The agreement will see Elizabeth Line trains stop at Terminal 5, with two Crossrail trains serving the terminal every hour. The total number of trains stopping at Heathrow every hour will go up from 18 to 22.
That means a train will leave Central London for Heathrow every two and a half minutes.
Passengers on the Heathrow Express and TfL Rail between Heathrow and Paddington will also be able to use oyster and contactless technology to pay for their journeys from May 2018.
From 2026 passengers on HS2 will also be able to change to get to Heathrow by the Elizabeth Line at the Old Oak Common Interchange.
The moves are part of Heathrow's goal to have half of all journeys to and from the airport made by electric or low emission public transport by 2030.

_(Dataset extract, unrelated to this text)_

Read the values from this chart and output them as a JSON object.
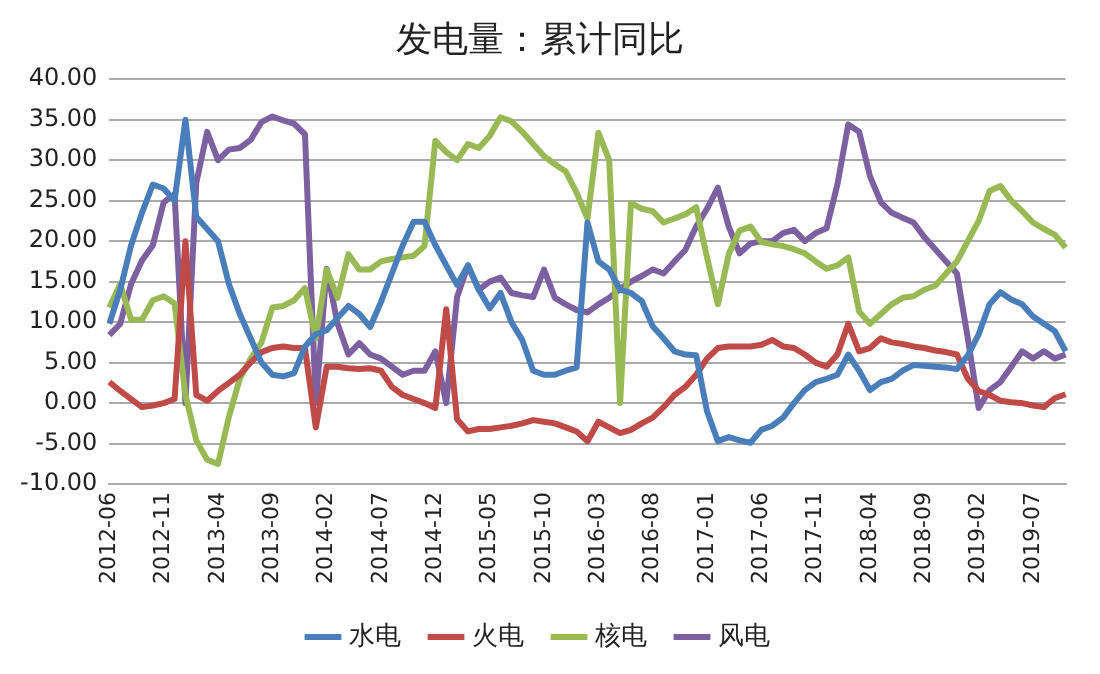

When Crossrail fully opens in December 2019, there will be 12 Piccadilly Line trains (six to Terminals 2, 3 and 4 and six to Terminals 2, 3 and 5), Six Elizabeth Line Trains (four serving Terminals 2, 3 and 4 and two serving Terminals 2, 3 and 5) and four Heathrow Express trains, every hour.
An additional two trains per hour to Terminal 5 are also under consideration, as is western rail access to the Europe's busiest airport.
The airport is also working to improve the bus service network to ensure easier and more frequent access to the terminals.
Heathrow CEO John Holland-Kaye said: “This agreement is a big step forward. Together Heathrow, TfL and the DfT are working together to boost rail connections to the UK’s hub, giving our passengers more choices to travel sustainably between Heathrow and London.”
“With 22 trains per hour, an ambition to add even more services and easy to use Oyster and Contactless ticketing, Heathrow will be at the heart of an integrated transport network and our passengers will reap the benefits.”